Earlier this month, the court approved the SFO’s third and largest ever Deferred Prosecution Agreement (‘DPA’), which will require Rolls Royce Plc to pay over £600 million in fines and costs to various agencies.
As Sir Brian Leveson was hearing the application to approve the DPA, across the road a group of lawyers and anti-corruption watchdogs were having breakfast in the shadow of the RCJ, and discussing the concept of corporate criminal liability.
With the government having published its call for evidence on potential corporate liability for failure to prevent economic crime, which would extend corporate criminal liability for a failure to prevent to offences such as fraud, money laundering and false accounting, the discussion inevitably fell to the adequacy of the ‘failure to prevent’ scheme as a mechanism for imposing corporate criminal liability. This has previously been described by the SFO as the ‘control model of liability’, although it is plain that the conduct for which corporates are to be held to account under the existing and proposed legislation goes far beyond mere control.
What was striking, listening to some of the eminent speakers around the room, was just how far apart the two schools of thought are in their positions on corporate crime and accountability. On the defence side, it is said that no conscientious board member is going to hinge everything on the ‘adequacy’ of its procedures and take the risk of defending a ‘failure to prevent’ charge, if it can negotiate a DPA for the company which brings the matter to a swift end. In general, listed companies’ share prices tend to take a hit when an investigation is announced; when a DPA (whether with the US or the UK) is concluded, shares often remain stable, or may even rise if the final penalty is less than that originally provided for. So the incentive to eliminate uncertainty is a powerful one, and the commercial argument in favour of accepting a DPA is likely to overpower those voices who feel that the company had done all that it could and should stand by that.

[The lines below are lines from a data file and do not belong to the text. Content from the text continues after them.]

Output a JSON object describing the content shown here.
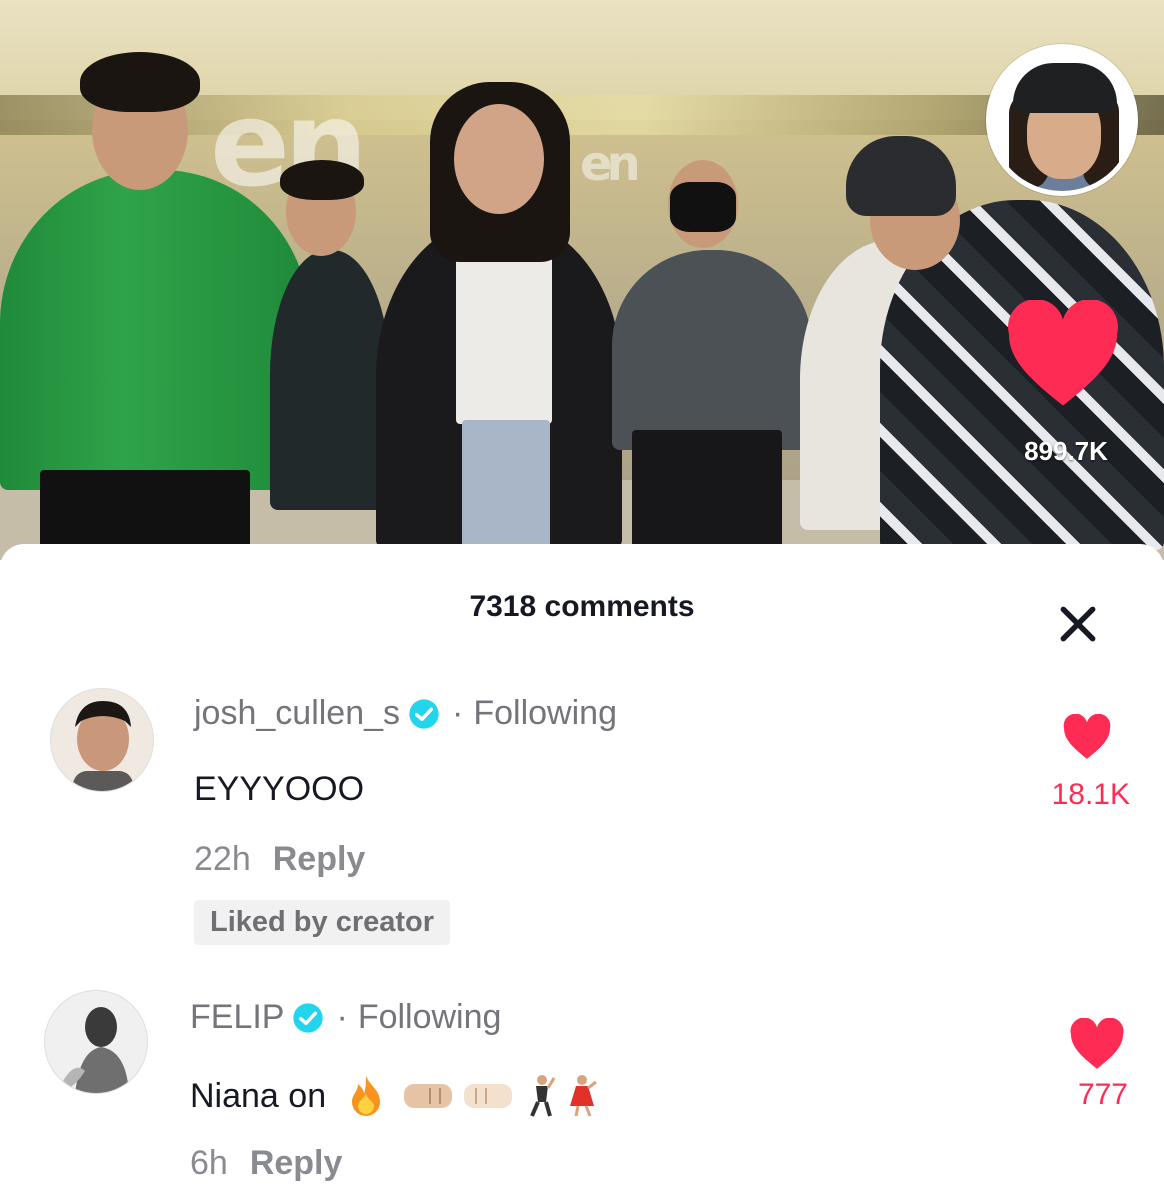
{
  "video": {
    "likes": "899.7K",
    "like_color": "#fe2c55"
  },
  "comments_panel": {
    "title": "7318 comments",
    "close_icon": "close-icon"
  },
  "comments": [
    {
      "username": "josh_cullen_s",
      "verified": true,
      "relation": "Following",
      "text": "EYYYOOO",
      "time": "22h",
      "reply_label": "Reply",
      "badge": "Liked by creator",
      "likes": "18.1K"
    },
    {
      "username": "FELIP",
      "verified": true,
      "relation": "Following",
      "text": "Niana on",
      "emojis": [
        "fire-emoji",
        "fist-bump-emoji",
        "fist-bump-emoji",
        "man-dancing-emoji",
        "woman-dancing-emoji"
      ],
      "time": "6h",
      "reply_label": "Reply",
      "likes": "777"
    }
  ],
  "separator_dot": "·",
  "colors": {
    "accent": "#fe2c55",
    "verified": "#20d5ec",
    "text": "#161823",
    "muted": "#8a8b91"
  }
}
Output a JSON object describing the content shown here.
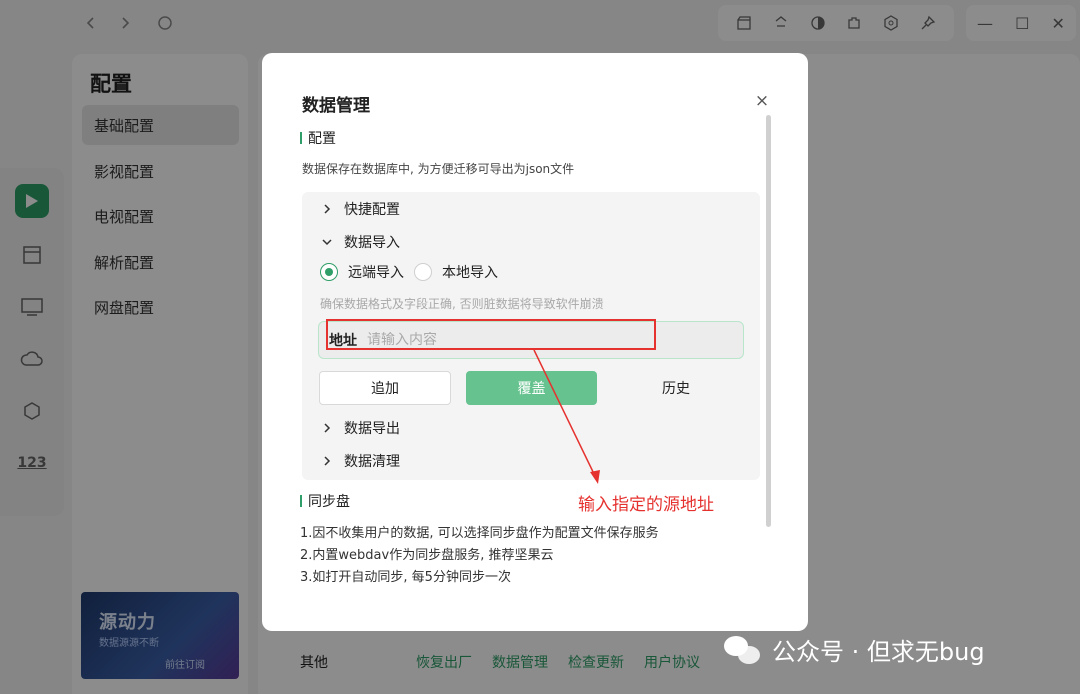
{
  "app": {
    "sidebar": {
      "title": "配置",
      "items": [
        {
          "label": "基础配置",
          "active": true
        },
        {
          "label": "影视配置",
          "active": false
        },
        {
          "label": "电视配置",
          "active": false
        },
        {
          "label": "解析配置",
          "active": false
        },
        {
          "label": "网盘配置",
          "active": false
        }
      ]
    },
    "promo": {
      "title": "源动力",
      "subtitle": "数据源源不断",
      "button": "前往订阅"
    },
    "bottom_bar": {
      "label": "其他",
      "links": [
        "恢复出厂",
        "数据管理",
        "检查更新",
        "用户协议"
      ]
    },
    "rail_icons": [
      "app-logo-icon",
      "film-icon",
      "tv-icon",
      "cloud-icon",
      "cube-icon",
      "numbers-icon"
    ],
    "toolbar_icons": [
      "clapperboard-icon",
      "recycle-icon",
      "theme-icon",
      "plugin-icon",
      "settings-icon",
      "pin-icon"
    ],
    "nav_icons": [
      "back-icon",
      "forward-icon",
      "refresh-icon"
    ],
    "window_controls": [
      "minimize-icon",
      "maximize-icon",
      "close-window-icon"
    ]
  },
  "modal": {
    "title": "数据管理",
    "close_symbol": "×",
    "config_section": {
      "heading": "配置",
      "description": "数据保存在数据库中, 为方便迁移可导出为json文件"
    },
    "panel": {
      "quick_config": "快捷配置",
      "data_import": "数据导入",
      "radio": {
        "remote": "远端导入",
        "local": "本地导入",
        "selected": "remote"
      },
      "hint": "确保数据格式及字段正确, 否则脏数据将导致软件崩溃",
      "address": {
        "label": "地址",
        "placeholder": "请输入内容",
        "value": ""
      },
      "buttons": {
        "add": "追加",
        "cover": "覆盖",
        "history": "历史"
      },
      "data_export": "数据导出",
      "data_clear": "数据清理"
    },
    "sync_section": {
      "heading": "同步盘",
      "lines": [
        "1.因不收集用户的数据, 可以选择同步盘作为配置文件保存服务",
        "2.内置webdav作为同步盘服务, 推荐坚果云",
        "3.如打开自动同步, 每5分钟同步一次"
      ]
    }
  },
  "annotation": {
    "text": "输入指定的源地址",
    "color": "#e5322f"
  },
  "watermark": {
    "text": "公众号 · 但求无bug"
  },
  "colors": {
    "accent": "#2f9e68",
    "cover_button": "#66c28f",
    "annotation": "#e5322f"
  }
}
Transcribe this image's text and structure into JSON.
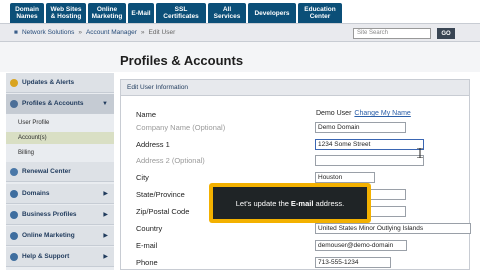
{
  "nav_tabs": [
    {
      "label": "Domain\nNames"
    },
    {
      "label": "Web Sites\n& Hosting"
    },
    {
      "label": "Online\nMarketing"
    },
    {
      "label": "E-Mail"
    },
    {
      "label": "SSL\nCertificates"
    },
    {
      "label": "All\nServices"
    },
    {
      "label": "Developers"
    },
    {
      "label": "Education\nCenter"
    }
  ],
  "breadcrumb": {
    "items": [
      "Network Solutions",
      "Account Manager",
      "Edit User"
    ],
    "sep": "»"
  },
  "search": {
    "placeholder": "Site Search",
    "go_label": "GO"
  },
  "page_title": "Profiles & Accounts",
  "sidebar": {
    "sections": [
      {
        "label": "Updates & Alerts"
      },
      {
        "label": "Profiles & Accounts"
      },
      {
        "label": "Renewal Center"
      },
      {
        "label": "Domains"
      },
      {
        "label": "Business Profiles"
      },
      {
        "label": "Online Marketing"
      },
      {
        "label": "Help & Support"
      }
    ],
    "sub_items": [
      "User Profile",
      "Account(s)",
      "Billing"
    ]
  },
  "panel": {
    "header": "Edit User Information",
    "fields": {
      "name": {
        "label": "Name",
        "value": "Demo User",
        "link": "Change My Name"
      },
      "company": {
        "label": "Company Name (Optional)",
        "value": "Demo Domain"
      },
      "address1": {
        "label": "Address 1",
        "value": "1234 Some Street"
      },
      "address2": {
        "label": "Address 2 (Optional)",
        "value": ""
      },
      "city": {
        "label": "City",
        "value": "Houston"
      },
      "state": {
        "label": "State/Province",
        "value": ""
      },
      "zip": {
        "label": "Zip/Postal Code",
        "value": ""
      },
      "country": {
        "label": "Country",
        "value": "United States Minor Outlying Islands"
      },
      "email": {
        "label": "E-mail",
        "value": "demouser@demo-domain"
      },
      "phone": {
        "label": "Phone",
        "value": "713-555-1234"
      }
    }
  },
  "tooltip": {
    "prefix": "Let's update the",
    "bold": "E-mail",
    "suffix": "address."
  },
  "colors": {
    "tab_bg": "#0b4f78",
    "accent_orange": "#f3b100",
    "link": "#2a5ea8"
  }
}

Some go so far as to argue that criminal liability is not necessarily appropriate in a corporate context, and that issues of corporate wrongdoing, in most cases, should be a regulatory and not a criminal issue. The call for evidence certainly seeks to take existing regulatory regimes into account, but the most powerful driver in this sphere is the vast sums of money the US Department of Justice has extracted from US and foreign corporates alike, occasionally requiring them to plead guilty to criminal offences where previous DPAs are found to have been breached. It is this model that the UK government and the SFO seek to emulate.
For the anti-corruption watchdogs, the DPA does not go far enough. The fact that a corporate can escape public debarment by accepting a DPA is not appropriate in an anti-corruption regime. In their view, the corporate prosecution regime should act, not just as a deterrent, but to punish corporate wrongdoing where corruption has been proven. The political will is certainly with them; however odd the new offences may appear to criminal lawyers, and however much they may actually look like regulatory law, they are drawn as criminal offences, and will be adjudged and sentenced in criminal courts.
There is broad consensus for the idea that corporations should be held responsible for corporate wrongdoing. The Criminal Finance Bill – still going through Parliament – already expands that notion substantially. But there is real concern that yet further expansion may have unforeseen consequences. Nonetheless, the government seems determined to press ahead. The call for evidence closes on 24 March 2017.